I believe it's now usually a combination of multiple sources (e.g. ground-based navaids like VORs and DMEs, GNSSs/GPS, and INS to reject most spoofed signals or in case everything else fails).
But, as it always was, it is regularly corrected with GNSS or navaid corrections. As far as I know most airliners still don't automatically enter corrections for INS and require manual input (basically retyping of GNSS data from a screen into a keypad) to put human into the loop which can verify if GNSS is being spoofed. The pilots can alternatively do the correction using VOR/DME navaids or even their eyes if they feel like it.
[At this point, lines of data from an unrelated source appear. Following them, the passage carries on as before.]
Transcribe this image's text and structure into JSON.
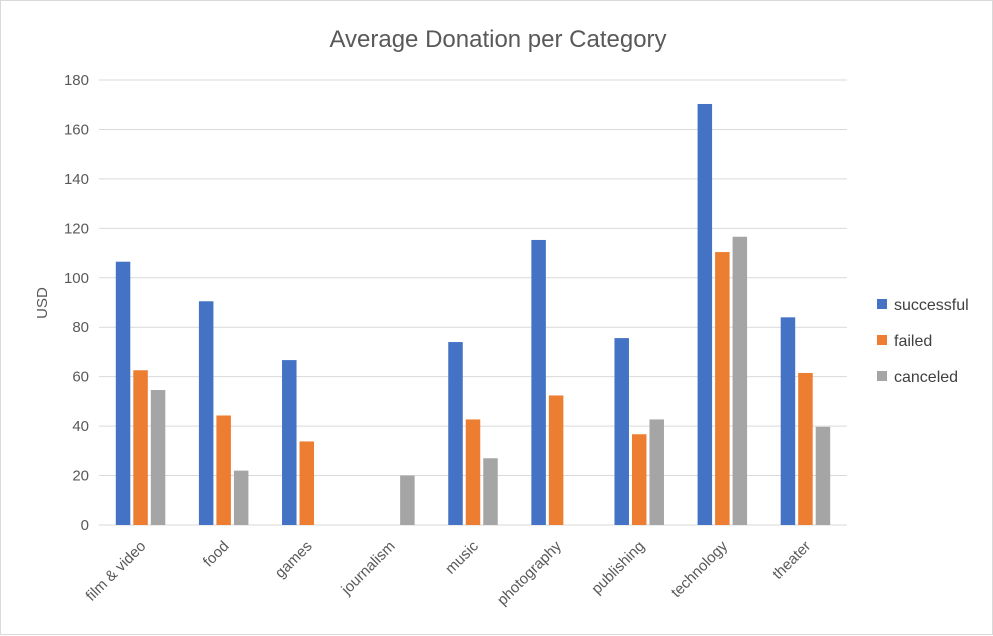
{
  "chart_data": {
    "type": "bar",
    "title": "Average Donation per Category",
    "xlabel": "",
    "ylabel": "USD",
    "ylim": [
      0,
      180
    ],
    "yticks": [
      0,
      20,
      40,
      60,
      80,
      100,
      120,
      140,
      160,
      180
    ],
    "grid": true,
    "legend_position": "right",
    "categories": [
      "film & video",
      "food",
      "games",
      "journalism",
      "music",
      "photography",
      "publishing",
      "technology",
      "theater"
    ],
    "series": [
      {
        "name": "successful",
        "color": "#4472c4",
        "values": [
          106.5,
          90.5,
          66.7,
          0,
          74,
          115.3,
          75.6,
          170.3,
          84
        ]
      },
      {
        "name": "failed",
        "color": "#ed7d31",
        "values": [
          62.6,
          44.3,
          33.8,
          0,
          42.7,
          52.4,
          36.7,
          110.4,
          61.5
        ]
      },
      {
        "name": "canceled",
        "color": "#a5a5a5",
        "values": [
          54.6,
          22,
          0,
          20,
          27,
          0,
          42.7,
          116.6,
          39.7
        ]
      }
    ]
  }
}
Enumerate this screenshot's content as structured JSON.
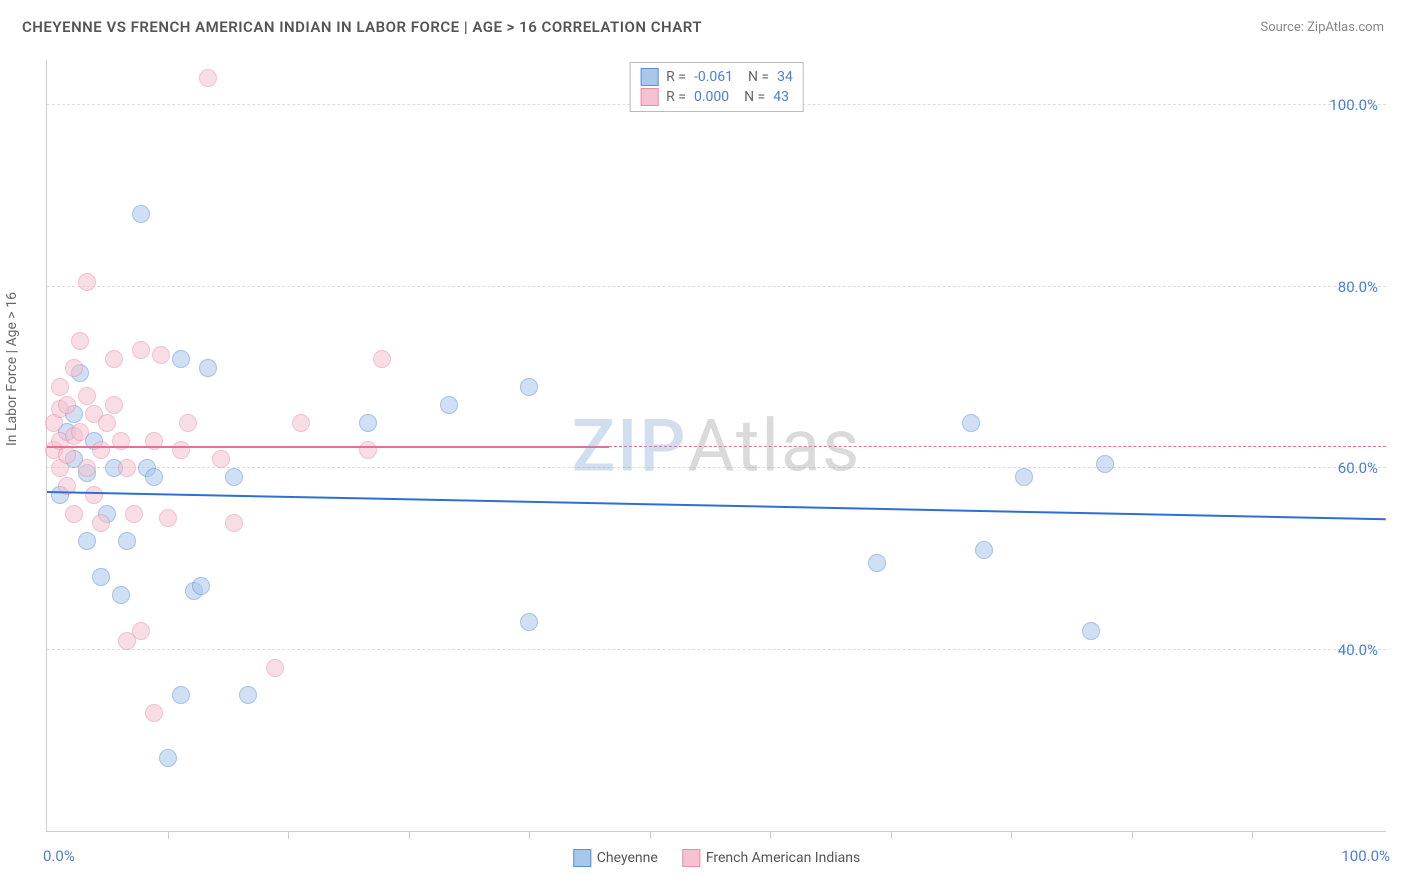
{
  "title": "CHEYENNE VS FRENCH AMERICAN INDIAN IN LABOR FORCE | AGE > 16 CORRELATION CHART",
  "source": "Source: ZipAtlas.com",
  "yaxis_title": "In Labor Force | Age > 16",
  "watermark_a": "ZIP",
  "watermark_b": "Atlas",
  "chart": {
    "type": "scatter",
    "background_color": "#ffffff",
    "xlim": [
      0,
      100
    ],
    "ylim": [
      20,
      105
    ],
    "y_gridlines": [
      40,
      60,
      80,
      100
    ],
    "y_tick_labels": [
      "40.0%",
      "60.0%",
      "80.0%",
      "100.0%"
    ],
    "x_minor_ticks": [
      9,
      18,
      27,
      36,
      45,
      54,
      63,
      72,
      81,
      90
    ],
    "x_tick_labels": {
      "min": "0.0%",
      "max": "100.0%"
    },
    "grid_color": "#dddddd",
    "axis_color": "#cccccc",
    "tick_label_color": "#4a7fd8",
    "marker_radius": 9,
    "marker_opacity": 0.55,
    "series": [
      {
        "name": "Cheyenne",
        "fill": "#a9c7ec",
        "stroke": "#5b8fd6",
        "reg_color": "#2f6fd0",
        "reg_start_y": 57.5,
        "reg_end_y": 54.5,
        "R": "-0.061",
        "N": "34",
        "points": [
          [
            1,
            57
          ],
          [
            1.5,
            64
          ],
          [
            2,
            61
          ],
          [
            2,
            66
          ],
          [
            2.5,
            70.5
          ],
          [
            3,
            52
          ],
          [
            3,
            59.5
          ],
          [
            3.5,
            63
          ],
          [
            4,
            48
          ],
          [
            4.5,
            55
          ],
          [
            5,
            60
          ],
          [
            5.5,
            46
          ],
          [
            6,
            52
          ],
          [
            7,
            88
          ],
          [
            7.5,
            60
          ],
          [
            8,
            59
          ],
          [
            9,
            28
          ],
          [
            10,
            35
          ],
          [
            10,
            72
          ],
          [
            11,
            46.5
          ],
          [
            11.5,
            47
          ],
          [
            12,
            71
          ],
          [
            14,
            59
          ],
          [
            15,
            35
          ],
          [
            24,
            65
          ],
          [
            30,
            67
          ],
          [
            36,
            69
          ],
          [
            36,
            43
          ],
          [
            62,
            49.5
          ],
          [
            69,
            65
          ],
          [
            70,
            51
          ],
          [
            73,
            59
          ],
          [
            78,
            42
          ],
          [
            79,
            60.5
          ]
        ]
      },
      {
        "name": "French American Indians",
        "fill": "#f4c2d0",
        "stroke": "#e98fab",
        "reg_color": "#e76f94",
        "reg_start_y": 62.5,
        "reg_end_x": 42,
        "reg_end_y": 62.5,
        "dash_end_x": 100,
        "R": "0.000",
        "N": "43",
        "points": [
          [
            0.5,
            62
          ],
          [
            0.5,
            65
          ],
          [
            1,
            60
          ],
          [
            1,
            63
          ],
          [
            1,
            66.5
          ],
          [
            1,
            69
          ],
          [
            1.5,
            58
          ],
          [
            1.5,
            61.5
          ],
          [
            1.5,
            67
          ],
          [
            2,
            55
          ],
          [
            2,
            63.5
          ],
          [
            2,
            71
          ],
          [
            2.5,
            64
          ],
          [
            2.5,
            74
          ],
          [
            3,
            60
          ],
          [
            3,
            68
          ],
          [
            3,
            80.5
          ],
          [
            3.5,
            57
          ],
          [
            3.5,
            66
          ],
          [
            4,
            54
          ],
          [
            4,
            62
          ],
          [
            4.5,
            65
          ],
          [
            5,
            67
          ],
          [
            5,
            72
          ],
          [
            5.5,
            63
          ],
          [
            6,
            41
          ],
          [
            6,
            60
          ],
          [
            6.5,
            55
          ],
          [
            7,
            42
          ],
          [
            7,
            73
          ],
          [
            8,
            33
          ],
          [
            8,
            63
          ],
          [
            8.5,
            72.5
          ],
          [
            9,
            54.5
          ],
          [
            10,
            62
          ],
          [
            10.5,
            65
          ],
          [
            12,
            103
          ],
          [
            13,
            61
          ],
          [
            14,
            54
          ],
          [
            17,
            38
          ],
          [
            19,
            65
          ],
          [
            24,
            62
          ],
          [
            25,
            72
          ]
        ]
      }
    ]
  },
  "legend": {
    "series1_label": "Cheyenne",
    "series2_label": "French American Indians"
  }
}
As far as I know, it's becoming much more common to have INS with ability to automatically correct drift from GNSS in smaller planes (and I'm sure that will make it to airliners sooner than later).
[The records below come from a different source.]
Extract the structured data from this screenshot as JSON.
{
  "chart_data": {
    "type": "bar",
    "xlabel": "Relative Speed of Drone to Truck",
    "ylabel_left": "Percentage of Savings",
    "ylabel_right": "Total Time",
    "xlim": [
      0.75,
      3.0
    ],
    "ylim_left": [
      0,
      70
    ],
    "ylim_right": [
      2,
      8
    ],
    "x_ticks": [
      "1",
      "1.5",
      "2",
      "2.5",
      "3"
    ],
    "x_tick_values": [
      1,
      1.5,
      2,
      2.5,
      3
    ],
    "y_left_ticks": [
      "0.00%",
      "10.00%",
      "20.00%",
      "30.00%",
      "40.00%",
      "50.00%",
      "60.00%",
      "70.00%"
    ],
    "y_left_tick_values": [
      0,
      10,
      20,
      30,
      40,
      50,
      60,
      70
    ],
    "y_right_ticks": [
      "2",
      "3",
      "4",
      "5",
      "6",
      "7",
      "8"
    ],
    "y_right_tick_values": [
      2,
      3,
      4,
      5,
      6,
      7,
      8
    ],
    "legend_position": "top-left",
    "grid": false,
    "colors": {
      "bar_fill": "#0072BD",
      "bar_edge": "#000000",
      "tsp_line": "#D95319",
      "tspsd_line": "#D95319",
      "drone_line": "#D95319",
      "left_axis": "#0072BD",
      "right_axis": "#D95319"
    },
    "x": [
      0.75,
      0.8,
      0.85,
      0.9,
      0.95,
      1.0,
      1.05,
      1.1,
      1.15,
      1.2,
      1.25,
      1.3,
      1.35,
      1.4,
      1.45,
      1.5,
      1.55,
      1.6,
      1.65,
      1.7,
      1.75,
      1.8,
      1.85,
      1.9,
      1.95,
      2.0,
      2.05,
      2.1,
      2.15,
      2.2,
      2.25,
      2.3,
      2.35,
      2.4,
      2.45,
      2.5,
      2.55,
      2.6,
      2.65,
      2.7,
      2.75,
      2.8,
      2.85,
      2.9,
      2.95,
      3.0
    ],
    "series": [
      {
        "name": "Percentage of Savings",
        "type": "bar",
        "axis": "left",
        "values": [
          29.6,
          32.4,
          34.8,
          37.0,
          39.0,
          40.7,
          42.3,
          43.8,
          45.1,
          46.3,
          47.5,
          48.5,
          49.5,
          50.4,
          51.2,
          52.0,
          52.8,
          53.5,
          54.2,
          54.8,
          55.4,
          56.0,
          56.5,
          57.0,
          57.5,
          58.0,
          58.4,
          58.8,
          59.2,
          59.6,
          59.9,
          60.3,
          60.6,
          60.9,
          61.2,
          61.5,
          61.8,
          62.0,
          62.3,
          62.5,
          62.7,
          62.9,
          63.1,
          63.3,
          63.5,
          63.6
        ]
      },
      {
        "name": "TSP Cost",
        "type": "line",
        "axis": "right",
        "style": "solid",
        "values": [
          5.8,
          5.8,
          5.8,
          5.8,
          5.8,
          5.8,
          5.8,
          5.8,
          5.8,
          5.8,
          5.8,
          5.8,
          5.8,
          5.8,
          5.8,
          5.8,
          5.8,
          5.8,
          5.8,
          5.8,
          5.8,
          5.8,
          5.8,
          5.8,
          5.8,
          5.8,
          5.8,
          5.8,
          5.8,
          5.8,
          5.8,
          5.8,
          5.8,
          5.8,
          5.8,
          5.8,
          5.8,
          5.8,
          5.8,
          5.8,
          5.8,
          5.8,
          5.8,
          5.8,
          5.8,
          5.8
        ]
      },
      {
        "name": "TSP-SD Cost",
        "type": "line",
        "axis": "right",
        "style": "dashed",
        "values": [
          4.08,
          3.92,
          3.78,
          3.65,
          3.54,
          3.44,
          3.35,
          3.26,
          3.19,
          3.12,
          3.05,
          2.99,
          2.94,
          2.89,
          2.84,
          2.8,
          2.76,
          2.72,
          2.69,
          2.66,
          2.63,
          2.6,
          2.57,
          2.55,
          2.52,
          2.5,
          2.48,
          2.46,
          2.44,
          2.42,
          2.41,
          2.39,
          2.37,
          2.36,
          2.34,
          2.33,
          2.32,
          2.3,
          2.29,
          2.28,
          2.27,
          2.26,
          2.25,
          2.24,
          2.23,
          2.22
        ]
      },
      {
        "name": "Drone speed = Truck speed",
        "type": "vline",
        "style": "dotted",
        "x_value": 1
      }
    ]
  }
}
However the autopilots inner loop and Flight Direction Indicator (artificial horizon) are going to be driven almost entirely by INS. This is because GPS positions can't update fast enough, are noisy, and don't provide velocity, acceleration, or orientation (outside of even slower position integration). Also those systems are not particularly involved in where the aircraft is, rather they care about where it is going.
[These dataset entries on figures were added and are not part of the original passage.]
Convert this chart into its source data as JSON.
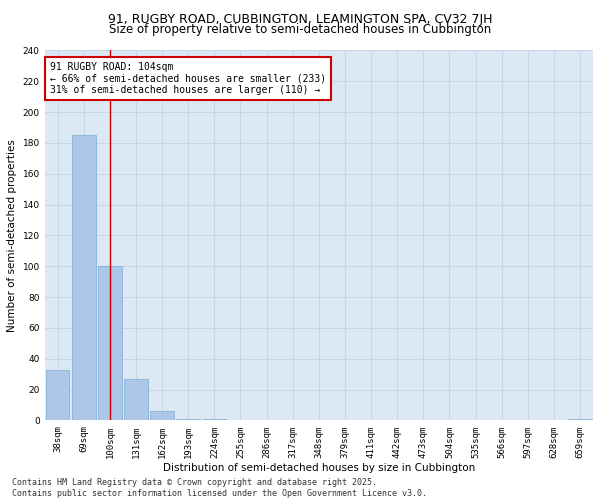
{
  "title_line1": "91, RUGBY ROAD, CUBBINGTON, LEAMINGTON SPA, CV32 7JH",
  "title_line2": "Size of property relative to semi-detached houses in Cubbington",
  "xlabel": "Distribution of semi-detached houses by size in Cubbington",
  "ylabel": "Number of semi-detached properties",
  "categories": [
    "38sqm",
    "69sqm",
    "100sqm",
    "131sqm",
    "162sqm",
    "193sqm",
    "224sqm",
    "255sqm",
    "286sqm",
    "317sqm",
    "348sqm",
    "379sqm",
    "411sqm",
    "442sqm",
    "473sqm",
    "504sqm",
    "535sqm",
    "566sqm",
    "597sqm",
    "628sqm",
    "659sqm"
  ],
  "values": [
    33,
    185,
    100,
    27,
    6,
    1,
    1,
    0,
    0,
    0,
    0,
    0,
    0,
    0,
    0,
    0,
    0,
    0,
    0,
    0,
    1
  ],
  "bar_color": "#aec6e8",
  "bar_edge_color": "#7aafd4",
  "vline_x": 2,
  "vline_color": "#cc0000",
  "annotation_text": "91 RUGBY ROAD: 104sqm\n← 66% of semi-detached houses are smaller (233)\n31% of semi-detached houses are larger (110) →",
  "annotation_box_color": "#ffffff",
  "annotation_border_color": "#cc0000",
  "ylim": [
    0,
    240
  ],
  "yticks": [
    0,
    20,
    40,
    60,
    80,
    100,
    120,
    140,
    160,
    180,
    200,
    220,
    240
  ],
  "grid_color": "#c8d4e8",
  "bg_color": "#dce8f4",
  "footer_line1": "Contains HM Land Registry data © Crown copyright and database right 2025.",
  "footer_line2": "Contains public sector information licensed under the Open Government Licence v3.0.",
  "title_fontsize": 9,
  "subtitle_fontsize": 8.5,
  "axis_label_fontsize": 7.5,
  "tick_fontsize": 6.5,
  "annotation_fontsize": 7,
  "footer_fontsize": 6
}
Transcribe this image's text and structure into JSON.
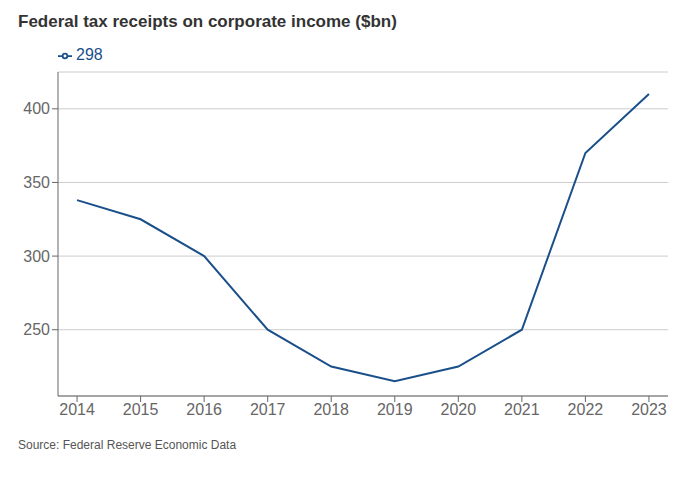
{
  "chart_data": {
    "type": "line",
    "title": "Federal tax receipts on corporate income ($bn)",
    "annotations": [
      "Source: Federal Reserve Economic Data"
    ],
    "x": [
      2014,
      2015,
      2016,
      2017,
      2018,
      2019,
      2020,
      2021,
      2022,
      2023
    ],
    "series": [
      {
        "name": "298",
        "color": "#1a4f8a",
        "values": [
          338,
          325,
          300,
          250,
          225,
          215,
          225,
          250,
          370,
          410
        ]
      }
    ],
    "xlim": [
      2013.7,
      2023.3
    ],
    "xticks": [
      2014,
      2015,
      2016,
      2017,
      2018,
      2019,
      2020,
      2021,
      2022,
      2023
    ],
    "ylim": [
      205,
      425
    ],
    "yticks": [
      250,
      300,
      350,
      400
    ],
    "grid": true,
    "legend": "upper left"
  }
}
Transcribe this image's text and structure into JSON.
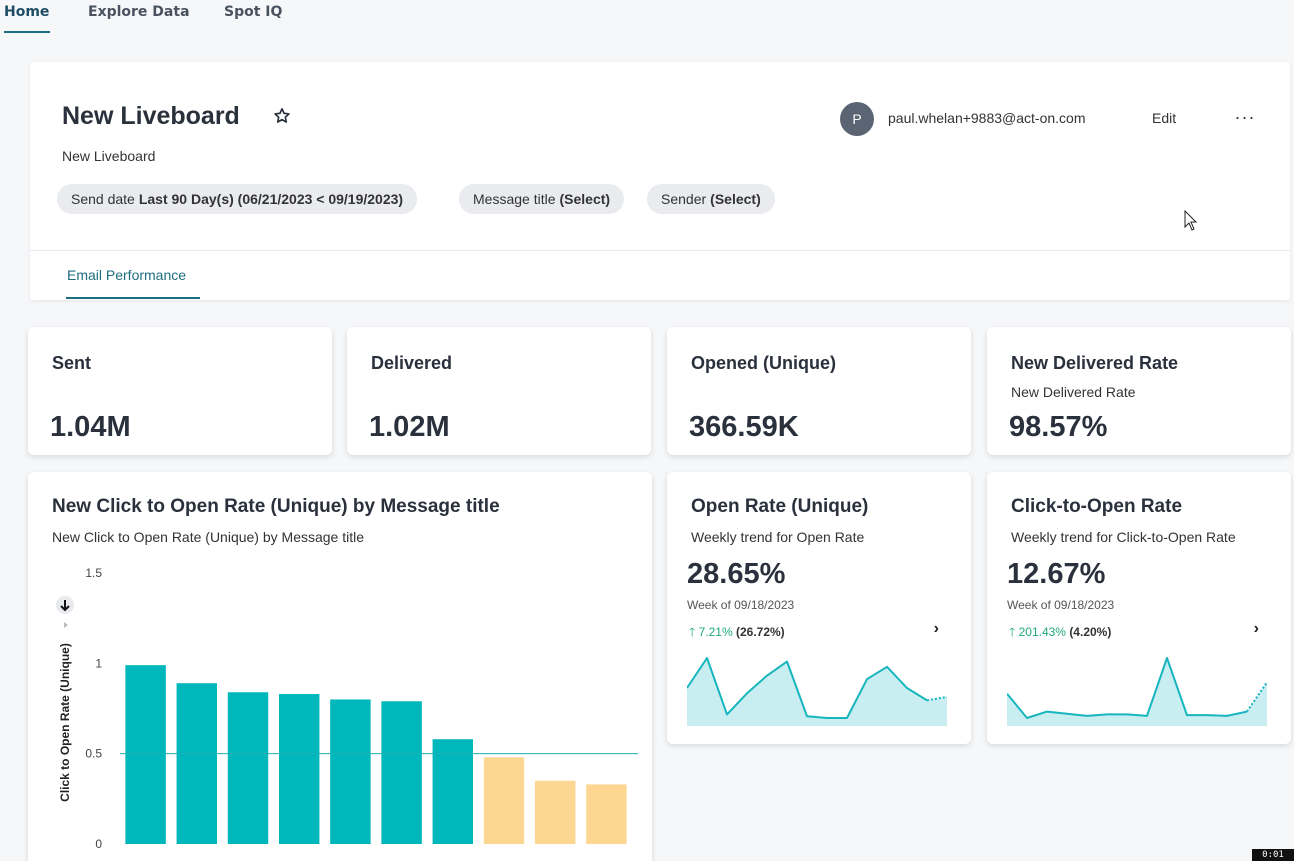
{
  "nav": {
    "tabs": [
      {
        "label": "Home",
        "active": true
      },
      {
        "label": "Explore Data",
        "active": false
      },
      {
        "label": "Spot IQ",
        "active": false
      }
    ]
  },
  "liveboard": {
    "title": "New Liveboard",
    "subtitle": "New Liveboard",
    "user": {
      "initial": "P",
      "email": "paul.whelan+9883@act-on.com"
    },
    "edit_label": "Edit",
    "more_label": "···",
    "filters": [
      {
        "label": "Send date",
        "value": "Last 90 Day(s) (06/21/2023 < 09/19/2023)"
      },
      {
        "label": "Message title",
        "value": "(Select)"
      },
      {
        "label": "Sender",
        "value": "(Select)"
      }
    ],
    "tab": "Email Performance"
  },
  "kpis": [
    {
      "title": "Sent",
      "subtitle": "",
      "value": "1.04M"
    },
    {
      "title": "Delivered",
      "subtitle": "",
      "value": "1.02M"
    },
    {
      "title": "Opened (Unique)",
      "subtitle": "",
      "value": "366.59K"
    },
    {
      "title": "New Delivered Rate",
      "subtitle": "New Delivered Rate",
      "value": "98.57%"
    }
  ],
  "bar_card": {
    "title": "New Click to Open Rate (Unique) by Message title",
    "subtitle": "New Click to Open Rate (Unique) by Message title"
  },
  "chart_data": {
    "type": "bar",
    "title": "New Click to Open Rate (Unique) by Message title",
    "subtitle": "New Click to Open Rate (Unique) by Message title",
    "ylabel": "Click to Open Rate (Unique)",
    "xlabel": "",
    "ylim": [
      0,
      1.5
    ],
    "yticks": [
      "0",
      "0.5",
      "1",
      "1.5"
    ],
    "reference_line": 0.5,
    "values": [
      0.99,
      0.89,
      0.84,
      0.83,
      0.8,
      0.79,
      0.58,
      0.48,
      0.35,
      0.33
    ],
    "colors": {
      "above": "#00b8bc",
      "below": "#fdd792"
    },
    "grid": false
  },
  "trends": [
    {
      "title": "Open Rate (Unique)",
      "subtitle": "Weekly trend for Open Rate",
      "value": "28.65%",
      "week": "Week of 09/18/2023",
      "change": "7.21%",
      "change_abs": "(26.72%)",
      "series": [
        26.5,
        28.2,
        25.0,
        26.2,
        27.2,
        28.0,
        24.9,
        24.8,
        24.8,
        27.0,
        27.7,
        26.5,
        25.8,
        26.0
      ]
    },
    {
      "title": "Click-to-Open Rate",
      "subtitle": "Weekly trend for Click-to-Open Rate",
      "value": "12.67%",
      "week": "Week of 09/18/2023",
      "change": "201.43%",
      "change_abs": "(4.20%)",
      "series": [
        7.6,
        4.2,
        5.1,
        4.8,
        4.5,
        4.7,
        4.7,
        4.5,
        12.6,
        4.6,
        4.6,
        4.5,
        5.1,
        9.2
      ]
    }
  ],
  "colors": {
    "accent": "#1d6e80",
    "spark_line": "#17b5bd",
    "spark_fill": "#c9eef1",
    "up": "#1ea97c"
  },
  "overlay": {
    "timestamp": "0:01"
  }
}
I haven't looked into what the requirements of ADSB position information is, I don't suspect that they mandate GNSS but they may mandate a degree of accuracy. From an ATC perspective within crowded airspaces ADSB would be augmented by primary surveillance radar to prevent mishaps, spoofing, and errors.
For what it's worth my day job is aircraft avionics, navigation equipment is pretty much daily for me.
Ps. Hi HN, Reddit refugee and my first post here.
---
I suspect much or all of the data boradcast is GPS derived. Would be nice to have some hard data there.
For almost all general aviation aircraft in the USA the data source for ADS-B Out is GPS. All the GA STCs I've seen are GPS only position sources. Many modern GA aircraft will have AHRS but not a full INS, and so INS is not an option for them. Even on larger business jets that may have INS with GPS integration I am not clear any actually use it to drive ADS-B Out, the few installations I've looked at were all GPS.
Boeing was an early advocate for GNSS alone driving ADS-B Out. I think their argument was simplicity, everybody has the same data, and not dependent on erroneous INS or INS settings. I'm not sure what they ended up doing with all their actual installations. If the intent is to send more exotic data such as roll-angle they'll need some INS or at least AHRS integration, but there is no requirement to broadcast that data. The few early third party STCs I saw for ADS-B Out installations in Boeing aircraft only used GPS data sources.